Indeed, Cisco Vice President of Advanced Technologies Edison Peres disclosed Thursday at the summit a new services offering designed to aid qualified partners offering solutions underpinned by the San Jose, Calif.-based company's IP telephony line. The new Voice Services Model, due to launch in the next three to six months, will provide additional revenue opportunities for partners who have invested in their own network operations center and who want to offer support for end-to-end voice solutions, Peres said.

In addition, Cisco's services team is launching this quarter a presales support desk for partners defining IP telephony architectures.

Ultimately, the planning behind SIP will center on Cisco's strategy to grow its advanced technology revenue by more than $1 billion with partners over the next 18 months, Peres said.

Toward that end, the company is preparing at least four new specializations tied to solutions architectures rather than specific products. The first two, blueprints for IP video surveillance and the branch office of the future, will be launched by the middle of the year, Peres said in his keynote on Thursday.

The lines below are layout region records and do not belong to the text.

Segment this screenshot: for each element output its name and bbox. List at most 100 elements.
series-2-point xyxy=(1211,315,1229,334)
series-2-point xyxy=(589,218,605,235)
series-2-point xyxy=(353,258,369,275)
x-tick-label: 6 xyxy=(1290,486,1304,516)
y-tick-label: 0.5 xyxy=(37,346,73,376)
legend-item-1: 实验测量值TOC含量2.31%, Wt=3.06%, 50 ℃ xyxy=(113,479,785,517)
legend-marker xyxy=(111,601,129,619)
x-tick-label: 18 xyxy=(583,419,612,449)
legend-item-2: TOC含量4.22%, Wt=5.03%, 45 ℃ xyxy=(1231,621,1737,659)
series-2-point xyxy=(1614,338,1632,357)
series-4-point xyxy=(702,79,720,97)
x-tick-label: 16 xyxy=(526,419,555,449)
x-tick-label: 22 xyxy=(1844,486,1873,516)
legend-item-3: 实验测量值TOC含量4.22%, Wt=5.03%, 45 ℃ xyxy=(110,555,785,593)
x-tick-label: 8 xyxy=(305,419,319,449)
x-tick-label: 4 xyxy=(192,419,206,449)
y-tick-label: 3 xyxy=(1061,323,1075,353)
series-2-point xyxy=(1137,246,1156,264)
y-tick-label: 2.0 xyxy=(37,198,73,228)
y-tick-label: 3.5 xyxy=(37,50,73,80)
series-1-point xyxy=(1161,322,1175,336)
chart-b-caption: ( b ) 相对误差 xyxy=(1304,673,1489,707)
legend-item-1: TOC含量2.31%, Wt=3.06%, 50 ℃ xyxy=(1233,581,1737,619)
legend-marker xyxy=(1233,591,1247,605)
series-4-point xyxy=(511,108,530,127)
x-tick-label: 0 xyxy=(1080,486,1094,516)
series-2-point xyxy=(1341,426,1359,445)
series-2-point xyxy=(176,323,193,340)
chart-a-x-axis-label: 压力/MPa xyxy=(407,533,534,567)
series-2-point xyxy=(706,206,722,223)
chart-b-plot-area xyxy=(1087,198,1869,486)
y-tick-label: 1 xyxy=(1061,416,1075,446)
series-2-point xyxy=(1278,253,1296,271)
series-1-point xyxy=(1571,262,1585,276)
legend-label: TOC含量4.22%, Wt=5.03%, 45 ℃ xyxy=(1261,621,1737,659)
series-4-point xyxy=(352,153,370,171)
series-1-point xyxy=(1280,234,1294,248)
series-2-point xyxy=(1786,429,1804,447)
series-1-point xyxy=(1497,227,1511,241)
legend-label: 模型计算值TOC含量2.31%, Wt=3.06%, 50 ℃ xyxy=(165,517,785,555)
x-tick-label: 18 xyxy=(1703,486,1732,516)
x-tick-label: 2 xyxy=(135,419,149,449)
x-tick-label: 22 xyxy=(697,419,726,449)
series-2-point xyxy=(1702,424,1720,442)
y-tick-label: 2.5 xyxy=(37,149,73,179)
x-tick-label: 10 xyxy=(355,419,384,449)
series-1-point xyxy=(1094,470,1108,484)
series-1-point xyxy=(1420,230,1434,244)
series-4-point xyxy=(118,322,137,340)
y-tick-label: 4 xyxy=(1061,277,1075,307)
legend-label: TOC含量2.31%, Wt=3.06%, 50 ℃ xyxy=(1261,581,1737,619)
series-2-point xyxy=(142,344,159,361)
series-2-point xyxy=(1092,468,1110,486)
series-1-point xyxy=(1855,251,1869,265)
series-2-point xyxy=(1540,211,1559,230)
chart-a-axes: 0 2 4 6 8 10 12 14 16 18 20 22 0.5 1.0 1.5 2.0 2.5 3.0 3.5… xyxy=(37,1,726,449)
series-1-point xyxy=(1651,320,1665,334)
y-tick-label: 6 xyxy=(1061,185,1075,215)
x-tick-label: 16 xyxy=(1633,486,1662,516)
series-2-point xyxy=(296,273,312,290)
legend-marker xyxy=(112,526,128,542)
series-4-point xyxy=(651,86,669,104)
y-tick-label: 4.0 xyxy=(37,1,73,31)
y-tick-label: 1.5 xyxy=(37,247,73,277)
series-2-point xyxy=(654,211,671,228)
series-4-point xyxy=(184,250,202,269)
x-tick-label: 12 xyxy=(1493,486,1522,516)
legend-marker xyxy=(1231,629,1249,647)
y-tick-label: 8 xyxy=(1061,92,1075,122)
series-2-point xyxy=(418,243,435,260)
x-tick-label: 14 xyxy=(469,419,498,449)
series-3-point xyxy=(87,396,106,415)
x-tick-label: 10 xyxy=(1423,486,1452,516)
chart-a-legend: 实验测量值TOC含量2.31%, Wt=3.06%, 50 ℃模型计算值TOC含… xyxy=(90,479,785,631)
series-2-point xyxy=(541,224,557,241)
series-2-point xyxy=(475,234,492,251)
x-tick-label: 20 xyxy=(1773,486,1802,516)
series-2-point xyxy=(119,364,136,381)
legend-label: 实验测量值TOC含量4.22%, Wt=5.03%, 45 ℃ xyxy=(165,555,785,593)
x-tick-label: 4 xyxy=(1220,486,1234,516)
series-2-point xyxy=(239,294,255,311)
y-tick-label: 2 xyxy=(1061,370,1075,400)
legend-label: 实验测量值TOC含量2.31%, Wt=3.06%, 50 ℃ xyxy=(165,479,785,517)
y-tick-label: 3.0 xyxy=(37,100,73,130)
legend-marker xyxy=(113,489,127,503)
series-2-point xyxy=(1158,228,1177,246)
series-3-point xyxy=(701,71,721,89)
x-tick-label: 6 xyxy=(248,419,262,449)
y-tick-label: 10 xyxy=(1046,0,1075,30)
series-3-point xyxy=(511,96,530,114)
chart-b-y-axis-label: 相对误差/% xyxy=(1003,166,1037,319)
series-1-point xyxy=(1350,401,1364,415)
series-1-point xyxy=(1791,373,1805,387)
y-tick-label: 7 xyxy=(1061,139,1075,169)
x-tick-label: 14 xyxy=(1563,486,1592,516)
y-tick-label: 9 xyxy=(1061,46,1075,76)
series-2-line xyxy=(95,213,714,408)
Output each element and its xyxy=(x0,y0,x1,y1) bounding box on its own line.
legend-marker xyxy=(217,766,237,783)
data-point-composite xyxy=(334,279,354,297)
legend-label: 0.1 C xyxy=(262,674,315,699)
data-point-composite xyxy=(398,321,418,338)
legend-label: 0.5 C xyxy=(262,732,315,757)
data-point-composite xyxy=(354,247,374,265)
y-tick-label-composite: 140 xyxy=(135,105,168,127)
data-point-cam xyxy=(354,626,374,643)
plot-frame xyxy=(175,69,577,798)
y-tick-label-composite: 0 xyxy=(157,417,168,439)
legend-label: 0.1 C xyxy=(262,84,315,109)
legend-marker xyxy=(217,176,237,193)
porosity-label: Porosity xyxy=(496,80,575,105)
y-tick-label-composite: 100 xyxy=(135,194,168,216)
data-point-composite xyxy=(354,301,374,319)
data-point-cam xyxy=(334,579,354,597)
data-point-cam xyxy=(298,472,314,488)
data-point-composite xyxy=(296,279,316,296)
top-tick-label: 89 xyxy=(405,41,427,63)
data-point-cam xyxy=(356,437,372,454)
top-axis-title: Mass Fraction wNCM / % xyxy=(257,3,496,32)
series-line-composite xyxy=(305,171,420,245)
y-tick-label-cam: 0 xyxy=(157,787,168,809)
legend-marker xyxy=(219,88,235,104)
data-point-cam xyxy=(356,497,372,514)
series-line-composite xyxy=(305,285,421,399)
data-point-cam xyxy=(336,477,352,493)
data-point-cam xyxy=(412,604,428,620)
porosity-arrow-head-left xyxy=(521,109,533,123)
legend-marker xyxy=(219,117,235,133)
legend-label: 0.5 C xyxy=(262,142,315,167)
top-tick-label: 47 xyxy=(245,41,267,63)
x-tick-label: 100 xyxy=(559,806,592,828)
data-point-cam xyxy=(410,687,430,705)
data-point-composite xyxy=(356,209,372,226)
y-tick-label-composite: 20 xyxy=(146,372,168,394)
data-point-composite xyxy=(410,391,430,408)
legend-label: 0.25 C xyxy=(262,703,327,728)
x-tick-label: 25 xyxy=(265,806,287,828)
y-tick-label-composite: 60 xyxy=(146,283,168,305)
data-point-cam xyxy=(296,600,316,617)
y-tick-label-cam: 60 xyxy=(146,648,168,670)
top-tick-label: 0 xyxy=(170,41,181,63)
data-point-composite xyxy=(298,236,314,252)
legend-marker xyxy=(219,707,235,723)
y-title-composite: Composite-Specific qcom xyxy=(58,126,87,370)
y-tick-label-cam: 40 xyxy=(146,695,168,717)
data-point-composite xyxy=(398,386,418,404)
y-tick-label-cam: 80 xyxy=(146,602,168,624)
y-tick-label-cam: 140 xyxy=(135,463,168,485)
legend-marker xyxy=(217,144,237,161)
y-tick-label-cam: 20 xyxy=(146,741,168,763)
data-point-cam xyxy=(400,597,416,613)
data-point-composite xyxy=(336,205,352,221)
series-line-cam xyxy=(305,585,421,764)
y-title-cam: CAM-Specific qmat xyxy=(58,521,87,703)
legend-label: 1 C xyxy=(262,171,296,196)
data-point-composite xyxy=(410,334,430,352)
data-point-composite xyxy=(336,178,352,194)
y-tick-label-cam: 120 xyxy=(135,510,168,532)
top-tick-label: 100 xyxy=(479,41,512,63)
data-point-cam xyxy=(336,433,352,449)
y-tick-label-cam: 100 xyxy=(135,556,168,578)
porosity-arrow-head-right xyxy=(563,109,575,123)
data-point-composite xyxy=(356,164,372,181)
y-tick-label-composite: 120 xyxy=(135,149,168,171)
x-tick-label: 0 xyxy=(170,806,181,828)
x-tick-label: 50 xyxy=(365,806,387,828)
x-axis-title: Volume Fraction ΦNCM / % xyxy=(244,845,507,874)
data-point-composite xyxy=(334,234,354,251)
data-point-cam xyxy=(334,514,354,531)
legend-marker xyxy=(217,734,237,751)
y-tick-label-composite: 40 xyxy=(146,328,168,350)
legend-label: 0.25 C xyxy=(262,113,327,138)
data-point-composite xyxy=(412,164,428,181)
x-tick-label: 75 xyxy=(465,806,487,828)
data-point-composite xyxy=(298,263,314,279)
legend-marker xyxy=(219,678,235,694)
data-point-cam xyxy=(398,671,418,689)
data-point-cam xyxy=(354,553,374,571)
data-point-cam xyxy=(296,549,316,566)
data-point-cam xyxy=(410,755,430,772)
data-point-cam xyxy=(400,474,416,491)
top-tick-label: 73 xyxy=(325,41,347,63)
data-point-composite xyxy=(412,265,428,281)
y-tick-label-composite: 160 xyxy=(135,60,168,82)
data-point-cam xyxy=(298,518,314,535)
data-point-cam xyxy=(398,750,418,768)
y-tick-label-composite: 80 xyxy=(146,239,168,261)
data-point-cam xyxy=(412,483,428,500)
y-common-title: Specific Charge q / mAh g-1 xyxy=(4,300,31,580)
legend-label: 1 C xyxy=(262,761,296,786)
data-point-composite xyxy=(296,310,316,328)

Those specializations, when they become available, can be used to qualify for Premier, Silver or Gold partner status, he said.

Peres identified seven key characteristics of a successful solutions practice: customer intimacy, technology depth, consultative focus, vertical-market discipline, application integration skills, lifecycle services and business process integration capabilities.

"We all use the word 'solutions' and probably overuse the word and probably all are correct," he said.

It's Cisco's job to help partners transition to the business solutions model that's best for them, Peres said.